Complex Wavelet SSIM based Image Data Augmentation
- URL: http://arxiv.org/abs/2007.05853v1
- Date: Sat, 11 Jul 2020 21:11:46 GMT
- Title: Complex Wavelet SSIM based Image Data Augmentation
- Authors: Ritin Raveendran, Aviral Singh, Rajesh Kumar M
- Abstract summary: We look at the MNIST handwritten dataset an image dataset used for digit recognition.
We take a detailed look into one of the most popular augmentation techniques used for this data set elastic deformation.

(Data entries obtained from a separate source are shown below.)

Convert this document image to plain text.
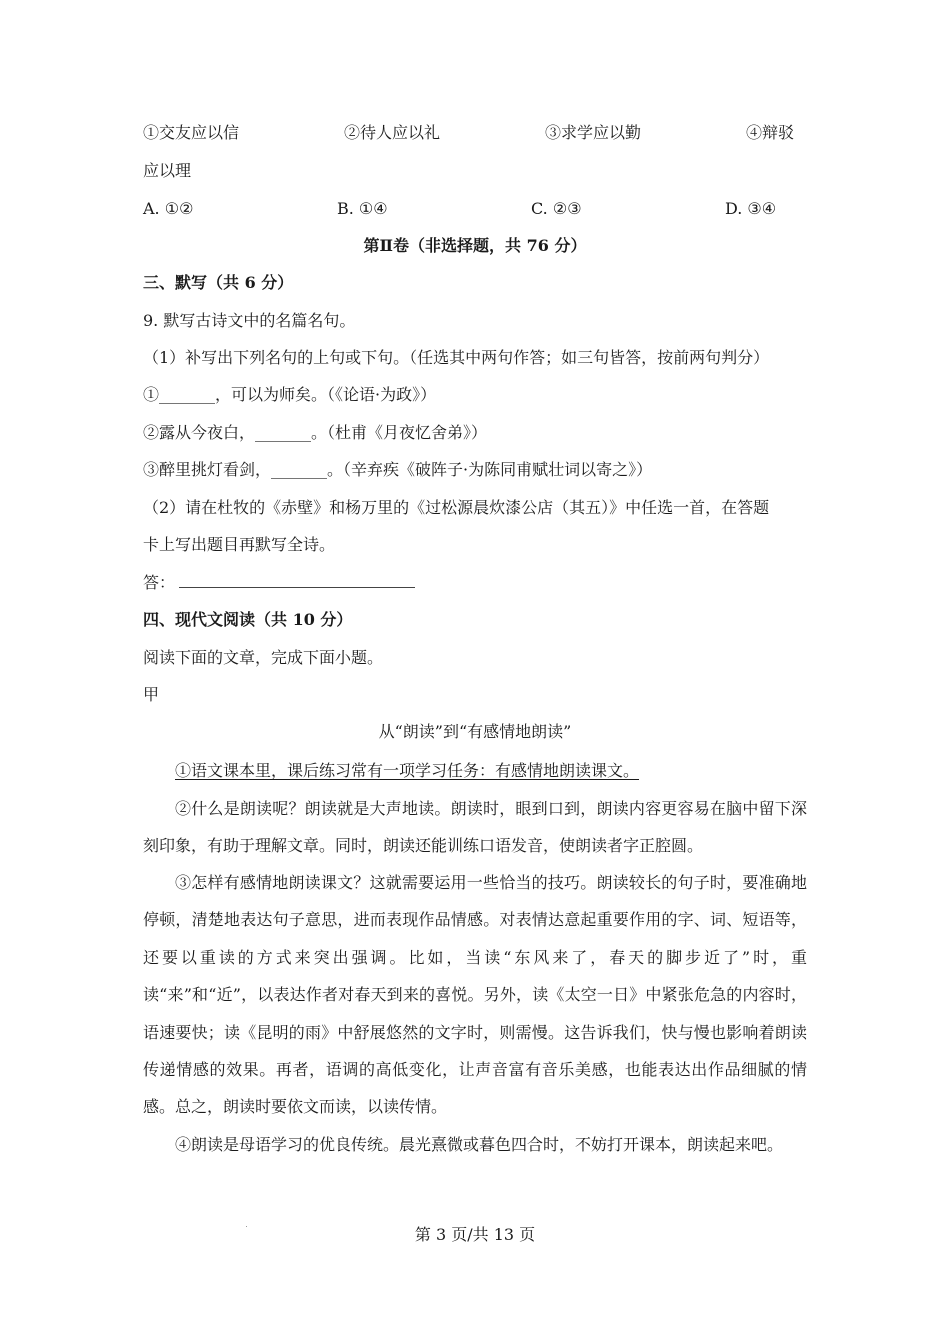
①交友应以信	②待人应以礼	③求学应以勤	④辩驳
应以理
A. ①②	B. ①④	C. ②③	D. ③④
第Ⅱ卷（非选择题，共 76 分）
三、默写（共 6 分）
9. 默写古诗文中的名篇名句。
（1）补写出下列名句的上句或下句。（任选其中两句作答；如三句皆答，按前两句判分）
①_______，可以为师矣。（《论语·为政》）
②露从今夜白，_______。（杜甫《月夜忆舍弟》）
③醉里挑灯看剑，_______。（辛弃疾《破阵子·为陈同甫赋壮词以寄之》）
（2）请在杜牧的《赤壁》和杨万里的《过松源晨炊漆公店（其五）》中任选一首，在答题
卡上写出题目再默写全诗。
答：
四、现代文阅读（共 10 分）
阅读下面的文章，完成下面小题。
甲
从“朗读”到“有感情地朗读”
①语文课本里，课后练习常有一项学习任务：有感情地朗读课文。
②什么是朗读呢？朗读就是大声地读。朗读时，眼到口到，朗读内容更容易在脑中留下深刻印象，有助于理解文章。同时，朗读还能训练口语发音，使朗读者字正腔圆。
③怎样有感情地朗读课文？这就需要运用一些恰当的技巧。朗读较长的句子时，要准确地停顿，清楚地表达句子意思，进而表现作品情感。对表情达意起重要作用的字、词、短语等，还要以重读的方式来突出强调。比如，当读“东风来了，春天的脚步近了”时，重读“来”和“近”，以表达作者对春天到来的喜悦。另外，读《太空一日》中紧张危急的内容时，语速要快；读《昆明的雨》中舒展悠然的文字时，则需慢。这告诉我们，快与慢也影响着朗读传递情感的效果。再者，语调的高低变化，让声音富有音乐美感，也能表达出作品细腻的情感。总之，朗读时要依文而读，以读传情。
④朗读是母语学习的优良传统。晨光熹微或暮色四合时，不妨打开课本，朗读起来吧。
第 3 页/共 13 页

We propose to use a similarity measure called Complex Wavelet Structural Similarity Index Measure (CWSSIM) to selectively filter out the irrelevant data.
- Score: 0.0
- License: http://arxiv.org/licenses/nonexclusive-distrib/1.0/
- Abstract: One of the biggest problems in neural learning networks is the lack of
training data available to train the network. Data augmentation techniques over
the past few years, have therefore been developed, aiming to increase the
amount of artificial training data with the limited number of real world
samples. In this paper, we look particularly at the MNIST handwritten dataset
an image dataset used for digit recognition, and the methods of data
augmentation done on this data set. We then take a detailed look into one of
the most popular augmentation techniques used for this data set elastic
deformation; and highlight its demerit of degradation in the quality of data,
which introduces irrelevant data to the training set. To decrease this
irrelevancy, we propose to use a similarity measure called Complex Wavelet
Structural Similarity Index Measure (CWSSIM) to selectively filter out the
irrelevant data before we augment the data set. We compare our observations
with the existing augmentation technique and find our proposed method works
yields better results than the existing technique.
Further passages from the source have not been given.